Personal information
- Born: 11 October 1934 Leeds, England
- Died: 27 April 2016 (aged 81)

Chess career
- Country: England

= Michael Haygarth =

English chess player

Michael John Haygarth (11 October 1934 – 27 April 2016) was an English chess player, British Chess Championship winner (1964).

==Biography==
From the late 1950s to the mid-1970s, Michael Haygarth was one of England's leading chess players. He was British Chess Championship multiplier participant (1955–1979), achieving good results. In 1959, Michael Haygarth shared 1st–3rd place with Jonathan Penrose and Harry Golombek in British Chess Championship but left in 2nd place in an additional tournament where Penrose won. In 1964, in Whitby he won British Chess Championship. In 1974, Michael Haygarth shared 1st–7th place in British Chess Championship but left in 4th place in an additional tournament.

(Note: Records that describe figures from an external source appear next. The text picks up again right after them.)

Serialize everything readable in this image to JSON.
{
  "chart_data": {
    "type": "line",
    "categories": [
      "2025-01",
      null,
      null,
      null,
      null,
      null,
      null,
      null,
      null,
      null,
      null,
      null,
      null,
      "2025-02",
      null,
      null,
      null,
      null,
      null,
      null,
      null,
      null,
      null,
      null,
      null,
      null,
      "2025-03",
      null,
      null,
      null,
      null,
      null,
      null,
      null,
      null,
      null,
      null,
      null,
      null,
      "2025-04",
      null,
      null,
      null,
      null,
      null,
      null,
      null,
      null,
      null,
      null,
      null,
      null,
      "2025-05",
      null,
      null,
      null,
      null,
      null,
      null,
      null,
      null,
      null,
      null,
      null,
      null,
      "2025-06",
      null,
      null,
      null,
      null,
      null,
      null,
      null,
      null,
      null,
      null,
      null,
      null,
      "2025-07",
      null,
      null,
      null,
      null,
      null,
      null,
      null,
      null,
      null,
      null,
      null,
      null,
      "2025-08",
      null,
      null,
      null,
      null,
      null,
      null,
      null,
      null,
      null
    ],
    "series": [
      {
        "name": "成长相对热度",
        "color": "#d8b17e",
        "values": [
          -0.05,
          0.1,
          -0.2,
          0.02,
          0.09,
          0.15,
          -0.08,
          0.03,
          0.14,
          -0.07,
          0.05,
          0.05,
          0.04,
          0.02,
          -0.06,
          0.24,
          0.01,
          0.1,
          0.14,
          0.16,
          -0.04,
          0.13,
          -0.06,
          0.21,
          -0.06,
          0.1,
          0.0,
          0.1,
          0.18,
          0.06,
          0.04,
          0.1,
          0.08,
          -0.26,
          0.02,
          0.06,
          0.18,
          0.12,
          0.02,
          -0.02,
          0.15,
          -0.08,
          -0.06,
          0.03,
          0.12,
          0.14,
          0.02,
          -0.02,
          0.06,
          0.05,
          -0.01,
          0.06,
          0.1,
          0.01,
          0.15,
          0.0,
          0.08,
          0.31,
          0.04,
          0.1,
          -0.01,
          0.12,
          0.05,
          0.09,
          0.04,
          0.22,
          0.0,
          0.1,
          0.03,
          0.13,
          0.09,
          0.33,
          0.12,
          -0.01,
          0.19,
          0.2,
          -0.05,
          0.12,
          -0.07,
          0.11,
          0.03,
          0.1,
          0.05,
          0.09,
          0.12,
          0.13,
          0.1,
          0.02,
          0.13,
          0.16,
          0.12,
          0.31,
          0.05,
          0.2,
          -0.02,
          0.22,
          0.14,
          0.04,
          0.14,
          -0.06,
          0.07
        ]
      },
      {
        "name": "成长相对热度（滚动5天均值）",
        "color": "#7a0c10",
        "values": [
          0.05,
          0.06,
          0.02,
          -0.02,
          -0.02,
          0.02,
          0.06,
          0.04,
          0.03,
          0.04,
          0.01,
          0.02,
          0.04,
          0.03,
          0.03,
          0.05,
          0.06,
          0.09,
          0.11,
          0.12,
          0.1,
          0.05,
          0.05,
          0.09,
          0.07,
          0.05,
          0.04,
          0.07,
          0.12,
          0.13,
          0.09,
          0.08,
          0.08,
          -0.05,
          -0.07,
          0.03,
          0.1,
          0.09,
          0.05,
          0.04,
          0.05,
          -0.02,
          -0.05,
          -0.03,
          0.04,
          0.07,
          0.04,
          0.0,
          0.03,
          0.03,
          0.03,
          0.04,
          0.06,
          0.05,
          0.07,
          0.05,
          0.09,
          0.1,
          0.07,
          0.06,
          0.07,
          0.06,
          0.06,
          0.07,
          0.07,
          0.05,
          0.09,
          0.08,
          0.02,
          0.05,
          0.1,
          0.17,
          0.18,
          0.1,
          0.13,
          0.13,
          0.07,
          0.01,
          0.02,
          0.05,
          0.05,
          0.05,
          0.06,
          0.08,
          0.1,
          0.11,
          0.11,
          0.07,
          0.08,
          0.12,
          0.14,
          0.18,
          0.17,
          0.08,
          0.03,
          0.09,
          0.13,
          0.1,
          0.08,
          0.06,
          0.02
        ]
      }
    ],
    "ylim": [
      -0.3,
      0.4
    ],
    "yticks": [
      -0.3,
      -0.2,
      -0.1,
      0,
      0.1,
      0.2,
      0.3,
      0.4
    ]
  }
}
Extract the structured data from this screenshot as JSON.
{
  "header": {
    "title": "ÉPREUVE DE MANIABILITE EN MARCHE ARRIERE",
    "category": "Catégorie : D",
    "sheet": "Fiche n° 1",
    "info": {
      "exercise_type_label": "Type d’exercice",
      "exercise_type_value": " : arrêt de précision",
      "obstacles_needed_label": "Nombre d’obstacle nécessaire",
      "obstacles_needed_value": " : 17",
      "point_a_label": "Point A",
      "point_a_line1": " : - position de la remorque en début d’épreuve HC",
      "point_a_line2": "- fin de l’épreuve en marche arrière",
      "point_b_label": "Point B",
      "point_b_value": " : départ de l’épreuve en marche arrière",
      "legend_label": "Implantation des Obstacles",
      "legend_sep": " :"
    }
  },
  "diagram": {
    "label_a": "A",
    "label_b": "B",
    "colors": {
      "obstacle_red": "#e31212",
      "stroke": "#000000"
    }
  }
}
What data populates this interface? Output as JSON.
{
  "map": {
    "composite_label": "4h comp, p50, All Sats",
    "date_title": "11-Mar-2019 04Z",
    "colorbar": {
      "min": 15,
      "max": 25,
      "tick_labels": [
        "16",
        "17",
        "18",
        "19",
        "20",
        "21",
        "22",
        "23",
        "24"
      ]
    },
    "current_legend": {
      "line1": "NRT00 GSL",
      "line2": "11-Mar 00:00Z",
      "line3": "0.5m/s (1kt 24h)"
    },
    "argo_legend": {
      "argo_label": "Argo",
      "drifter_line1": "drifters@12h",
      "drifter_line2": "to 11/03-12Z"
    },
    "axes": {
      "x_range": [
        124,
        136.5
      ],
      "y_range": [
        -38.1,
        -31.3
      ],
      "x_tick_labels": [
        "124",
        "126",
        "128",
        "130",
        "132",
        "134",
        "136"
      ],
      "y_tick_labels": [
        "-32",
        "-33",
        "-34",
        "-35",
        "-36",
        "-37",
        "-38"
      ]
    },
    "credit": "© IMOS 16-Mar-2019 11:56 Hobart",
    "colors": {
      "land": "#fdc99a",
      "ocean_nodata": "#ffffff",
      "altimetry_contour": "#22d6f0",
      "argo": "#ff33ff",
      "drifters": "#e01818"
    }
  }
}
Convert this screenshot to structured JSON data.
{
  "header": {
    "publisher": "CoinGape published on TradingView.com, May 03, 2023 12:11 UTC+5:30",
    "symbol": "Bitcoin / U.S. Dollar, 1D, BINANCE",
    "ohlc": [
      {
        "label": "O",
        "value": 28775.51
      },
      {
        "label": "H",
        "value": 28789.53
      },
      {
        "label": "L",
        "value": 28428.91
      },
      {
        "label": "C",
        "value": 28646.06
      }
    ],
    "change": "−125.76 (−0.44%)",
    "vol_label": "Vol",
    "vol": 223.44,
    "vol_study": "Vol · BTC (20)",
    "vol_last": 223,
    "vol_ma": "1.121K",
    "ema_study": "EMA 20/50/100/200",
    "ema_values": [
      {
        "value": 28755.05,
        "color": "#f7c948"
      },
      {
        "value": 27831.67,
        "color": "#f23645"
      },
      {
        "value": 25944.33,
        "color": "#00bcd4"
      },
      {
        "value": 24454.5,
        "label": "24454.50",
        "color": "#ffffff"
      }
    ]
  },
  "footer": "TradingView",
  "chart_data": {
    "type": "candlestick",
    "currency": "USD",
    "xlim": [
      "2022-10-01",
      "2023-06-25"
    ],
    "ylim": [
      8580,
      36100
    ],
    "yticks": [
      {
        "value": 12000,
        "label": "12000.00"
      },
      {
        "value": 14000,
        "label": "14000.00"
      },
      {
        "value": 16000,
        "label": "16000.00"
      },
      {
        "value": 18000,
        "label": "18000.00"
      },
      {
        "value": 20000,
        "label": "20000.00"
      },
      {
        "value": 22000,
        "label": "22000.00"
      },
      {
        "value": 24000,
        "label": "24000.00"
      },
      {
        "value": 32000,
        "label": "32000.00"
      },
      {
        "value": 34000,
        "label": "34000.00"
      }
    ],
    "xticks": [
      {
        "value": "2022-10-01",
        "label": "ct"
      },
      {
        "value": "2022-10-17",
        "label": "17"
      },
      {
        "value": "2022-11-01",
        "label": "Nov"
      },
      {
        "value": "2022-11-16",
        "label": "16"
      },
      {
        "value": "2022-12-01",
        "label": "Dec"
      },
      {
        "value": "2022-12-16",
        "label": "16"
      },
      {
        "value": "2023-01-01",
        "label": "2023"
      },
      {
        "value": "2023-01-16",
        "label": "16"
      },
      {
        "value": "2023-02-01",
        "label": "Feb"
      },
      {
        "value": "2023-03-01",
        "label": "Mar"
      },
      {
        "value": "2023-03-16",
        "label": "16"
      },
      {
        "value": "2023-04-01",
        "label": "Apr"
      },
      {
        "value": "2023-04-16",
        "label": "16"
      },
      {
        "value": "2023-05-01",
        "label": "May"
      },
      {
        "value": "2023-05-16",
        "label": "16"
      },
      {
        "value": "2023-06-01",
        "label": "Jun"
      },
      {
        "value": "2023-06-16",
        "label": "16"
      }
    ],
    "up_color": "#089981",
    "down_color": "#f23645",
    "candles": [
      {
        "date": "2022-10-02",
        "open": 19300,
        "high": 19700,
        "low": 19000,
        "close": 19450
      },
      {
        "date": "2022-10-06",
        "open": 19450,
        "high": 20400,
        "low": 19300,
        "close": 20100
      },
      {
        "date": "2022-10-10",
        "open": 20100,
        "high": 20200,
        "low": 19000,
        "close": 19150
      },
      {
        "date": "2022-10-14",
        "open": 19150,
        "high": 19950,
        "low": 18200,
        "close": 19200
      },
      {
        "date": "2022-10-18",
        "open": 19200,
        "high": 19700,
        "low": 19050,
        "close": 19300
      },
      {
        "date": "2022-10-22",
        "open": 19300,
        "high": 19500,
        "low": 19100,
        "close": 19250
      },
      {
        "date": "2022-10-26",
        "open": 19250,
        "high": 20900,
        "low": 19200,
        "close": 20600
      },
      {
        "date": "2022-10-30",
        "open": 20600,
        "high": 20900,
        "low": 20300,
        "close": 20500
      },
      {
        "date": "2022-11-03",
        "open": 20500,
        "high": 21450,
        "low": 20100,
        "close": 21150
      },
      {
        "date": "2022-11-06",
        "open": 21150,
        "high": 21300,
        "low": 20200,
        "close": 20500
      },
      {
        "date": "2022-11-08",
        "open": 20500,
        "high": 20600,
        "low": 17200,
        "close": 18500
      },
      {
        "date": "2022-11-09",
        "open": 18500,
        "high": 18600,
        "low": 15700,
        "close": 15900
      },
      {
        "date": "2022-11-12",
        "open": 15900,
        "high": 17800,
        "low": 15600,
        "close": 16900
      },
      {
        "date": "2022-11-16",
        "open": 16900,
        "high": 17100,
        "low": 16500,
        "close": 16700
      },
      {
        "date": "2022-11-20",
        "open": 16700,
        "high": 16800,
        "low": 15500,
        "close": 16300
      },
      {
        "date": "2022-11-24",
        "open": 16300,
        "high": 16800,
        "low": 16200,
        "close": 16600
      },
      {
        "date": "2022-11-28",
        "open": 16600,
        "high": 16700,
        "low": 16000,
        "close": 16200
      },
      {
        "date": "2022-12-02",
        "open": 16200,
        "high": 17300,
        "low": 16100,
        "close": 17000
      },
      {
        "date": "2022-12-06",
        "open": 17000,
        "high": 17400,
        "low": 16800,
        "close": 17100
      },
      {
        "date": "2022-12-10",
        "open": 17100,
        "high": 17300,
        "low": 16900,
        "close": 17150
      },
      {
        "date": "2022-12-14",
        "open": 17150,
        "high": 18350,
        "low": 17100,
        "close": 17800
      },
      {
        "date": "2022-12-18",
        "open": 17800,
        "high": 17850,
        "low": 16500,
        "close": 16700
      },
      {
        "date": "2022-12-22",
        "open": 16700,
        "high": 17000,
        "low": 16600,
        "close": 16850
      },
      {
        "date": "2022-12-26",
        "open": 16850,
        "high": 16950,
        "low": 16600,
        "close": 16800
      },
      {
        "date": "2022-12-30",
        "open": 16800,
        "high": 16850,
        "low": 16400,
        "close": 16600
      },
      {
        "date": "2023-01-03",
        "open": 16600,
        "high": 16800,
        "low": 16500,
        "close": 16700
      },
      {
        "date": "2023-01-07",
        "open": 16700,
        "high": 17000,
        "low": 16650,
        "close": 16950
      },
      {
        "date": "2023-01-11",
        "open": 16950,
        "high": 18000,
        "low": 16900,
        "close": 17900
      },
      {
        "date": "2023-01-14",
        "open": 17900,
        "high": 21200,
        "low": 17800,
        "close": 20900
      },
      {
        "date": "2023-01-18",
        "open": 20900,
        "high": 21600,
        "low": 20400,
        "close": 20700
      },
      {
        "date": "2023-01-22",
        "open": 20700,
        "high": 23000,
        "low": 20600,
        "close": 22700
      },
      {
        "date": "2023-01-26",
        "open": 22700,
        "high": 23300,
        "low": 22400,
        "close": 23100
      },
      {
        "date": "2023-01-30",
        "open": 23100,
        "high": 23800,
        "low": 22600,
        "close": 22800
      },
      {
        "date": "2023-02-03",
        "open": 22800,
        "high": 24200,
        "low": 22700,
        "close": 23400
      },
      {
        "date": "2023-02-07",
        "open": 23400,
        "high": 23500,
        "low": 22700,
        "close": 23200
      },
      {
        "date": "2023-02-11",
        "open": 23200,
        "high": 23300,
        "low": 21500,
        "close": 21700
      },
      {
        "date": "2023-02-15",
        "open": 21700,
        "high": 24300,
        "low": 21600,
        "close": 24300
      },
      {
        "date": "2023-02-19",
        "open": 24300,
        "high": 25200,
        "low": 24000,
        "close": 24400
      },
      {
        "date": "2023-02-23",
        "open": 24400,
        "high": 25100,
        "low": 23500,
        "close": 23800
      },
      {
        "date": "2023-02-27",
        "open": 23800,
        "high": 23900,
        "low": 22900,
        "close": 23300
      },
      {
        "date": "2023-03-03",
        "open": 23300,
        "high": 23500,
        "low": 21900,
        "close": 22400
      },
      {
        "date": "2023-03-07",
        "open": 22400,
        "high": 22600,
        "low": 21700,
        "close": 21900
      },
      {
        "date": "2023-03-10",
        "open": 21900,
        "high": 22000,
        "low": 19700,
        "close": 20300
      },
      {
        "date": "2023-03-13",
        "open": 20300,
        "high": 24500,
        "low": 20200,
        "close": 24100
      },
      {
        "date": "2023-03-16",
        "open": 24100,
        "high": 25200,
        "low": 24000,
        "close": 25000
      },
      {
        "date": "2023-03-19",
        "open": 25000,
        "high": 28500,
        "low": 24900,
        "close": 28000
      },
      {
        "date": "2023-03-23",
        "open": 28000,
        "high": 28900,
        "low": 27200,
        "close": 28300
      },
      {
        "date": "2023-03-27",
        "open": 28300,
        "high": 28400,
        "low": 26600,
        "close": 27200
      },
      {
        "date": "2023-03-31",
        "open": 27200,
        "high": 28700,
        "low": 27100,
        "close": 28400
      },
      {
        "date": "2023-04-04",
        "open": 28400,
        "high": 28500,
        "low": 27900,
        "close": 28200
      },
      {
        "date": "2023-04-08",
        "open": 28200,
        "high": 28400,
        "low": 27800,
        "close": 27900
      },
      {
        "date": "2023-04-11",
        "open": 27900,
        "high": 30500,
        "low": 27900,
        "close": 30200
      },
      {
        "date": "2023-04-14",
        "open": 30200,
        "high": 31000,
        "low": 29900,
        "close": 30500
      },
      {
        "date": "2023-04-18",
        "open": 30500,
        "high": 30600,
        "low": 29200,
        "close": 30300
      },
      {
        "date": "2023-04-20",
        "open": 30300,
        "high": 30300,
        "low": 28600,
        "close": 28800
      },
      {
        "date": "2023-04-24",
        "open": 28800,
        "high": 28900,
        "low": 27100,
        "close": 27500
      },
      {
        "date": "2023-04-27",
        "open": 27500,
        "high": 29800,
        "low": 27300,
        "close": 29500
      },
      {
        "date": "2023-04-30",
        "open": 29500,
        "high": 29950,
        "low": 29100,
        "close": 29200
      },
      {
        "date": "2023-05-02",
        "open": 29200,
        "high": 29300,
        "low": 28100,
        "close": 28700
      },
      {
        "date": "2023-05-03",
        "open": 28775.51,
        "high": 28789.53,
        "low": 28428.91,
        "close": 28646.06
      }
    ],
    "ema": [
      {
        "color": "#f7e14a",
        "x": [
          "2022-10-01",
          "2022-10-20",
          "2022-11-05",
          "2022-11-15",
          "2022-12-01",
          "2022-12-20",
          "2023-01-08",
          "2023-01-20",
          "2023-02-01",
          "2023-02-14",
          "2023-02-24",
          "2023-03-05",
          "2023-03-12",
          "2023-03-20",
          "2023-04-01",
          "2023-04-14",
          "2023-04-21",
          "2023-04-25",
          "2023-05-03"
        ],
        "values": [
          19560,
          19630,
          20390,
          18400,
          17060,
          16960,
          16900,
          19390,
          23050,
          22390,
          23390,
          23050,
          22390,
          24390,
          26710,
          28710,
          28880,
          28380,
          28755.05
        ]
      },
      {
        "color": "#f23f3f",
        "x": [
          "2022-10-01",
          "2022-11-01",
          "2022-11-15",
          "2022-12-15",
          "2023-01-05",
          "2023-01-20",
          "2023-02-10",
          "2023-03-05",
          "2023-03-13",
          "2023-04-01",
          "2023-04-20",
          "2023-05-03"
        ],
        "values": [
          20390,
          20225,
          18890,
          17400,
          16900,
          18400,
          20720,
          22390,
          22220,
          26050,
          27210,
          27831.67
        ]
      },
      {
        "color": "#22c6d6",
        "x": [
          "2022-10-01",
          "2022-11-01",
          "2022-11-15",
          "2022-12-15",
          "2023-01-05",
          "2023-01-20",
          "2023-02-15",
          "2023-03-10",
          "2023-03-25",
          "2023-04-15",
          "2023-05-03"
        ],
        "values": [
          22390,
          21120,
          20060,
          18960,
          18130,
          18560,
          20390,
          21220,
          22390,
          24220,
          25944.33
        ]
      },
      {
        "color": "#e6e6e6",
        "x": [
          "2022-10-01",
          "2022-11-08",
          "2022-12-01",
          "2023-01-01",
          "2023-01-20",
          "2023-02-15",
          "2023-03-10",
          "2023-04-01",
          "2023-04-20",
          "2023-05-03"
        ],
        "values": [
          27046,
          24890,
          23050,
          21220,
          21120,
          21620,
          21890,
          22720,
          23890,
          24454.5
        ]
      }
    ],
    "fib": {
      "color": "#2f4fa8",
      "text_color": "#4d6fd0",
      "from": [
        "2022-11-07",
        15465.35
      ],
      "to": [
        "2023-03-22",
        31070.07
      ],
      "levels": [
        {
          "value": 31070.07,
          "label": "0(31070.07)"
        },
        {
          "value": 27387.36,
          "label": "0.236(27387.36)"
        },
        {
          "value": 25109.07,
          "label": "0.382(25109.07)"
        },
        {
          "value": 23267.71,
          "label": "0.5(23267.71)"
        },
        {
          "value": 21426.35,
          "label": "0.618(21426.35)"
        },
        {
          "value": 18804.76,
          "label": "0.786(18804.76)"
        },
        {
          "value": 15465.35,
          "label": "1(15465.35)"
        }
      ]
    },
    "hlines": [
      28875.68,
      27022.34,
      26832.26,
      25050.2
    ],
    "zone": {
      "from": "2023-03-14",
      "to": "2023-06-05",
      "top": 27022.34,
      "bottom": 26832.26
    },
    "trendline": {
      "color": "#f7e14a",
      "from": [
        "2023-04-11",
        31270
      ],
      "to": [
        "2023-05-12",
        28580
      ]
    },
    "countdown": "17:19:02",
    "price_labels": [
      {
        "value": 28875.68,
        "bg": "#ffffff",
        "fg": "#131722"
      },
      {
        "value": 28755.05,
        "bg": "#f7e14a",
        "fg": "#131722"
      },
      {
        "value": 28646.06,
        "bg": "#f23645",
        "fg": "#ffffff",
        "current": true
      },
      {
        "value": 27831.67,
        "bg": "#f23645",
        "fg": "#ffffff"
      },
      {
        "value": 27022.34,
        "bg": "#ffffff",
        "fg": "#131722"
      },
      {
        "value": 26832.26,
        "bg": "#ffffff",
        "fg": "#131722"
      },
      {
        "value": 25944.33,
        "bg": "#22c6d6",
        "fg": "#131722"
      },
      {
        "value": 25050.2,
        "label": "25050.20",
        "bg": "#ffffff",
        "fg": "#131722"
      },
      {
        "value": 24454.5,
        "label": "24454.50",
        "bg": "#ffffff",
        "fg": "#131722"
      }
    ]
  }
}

In 1976, he shared 3rd-4th place in British Chess Championship.

Michael Haygarth played for England in the Chess Olympiads:
- In 1960, at fourth board in the 14th Chess Olympiad in Leipzig (+5, =7, -3),
- In 1964, at third board in the 16th Chess Olympiad in Tel Aviv (+1, =7, -2).

Michael Haygarth played for England in the European Team Chess Championship preliminaries:
- In 1977, at eighth board in the 6th European Team Chess Championship preliminaries (+0, =2, -0),

Michael Haygarth played for England in the Clare Benedict Chess Cups:
- In 1960, at third board in the 7th Clare Benedict Chess Cup in Biel (+4, =1, -0) and won team silver and individual gold medals,
- In 1961, at third board in the 8th Clare Benedict Chess Cup in Neuhausen (+0, =3, -2) and won team bronze medal,
- In 1962, at third board in the 9th Clare Benedict Chess Cup in Bern (+1, =4, -0) and won team bronze medal.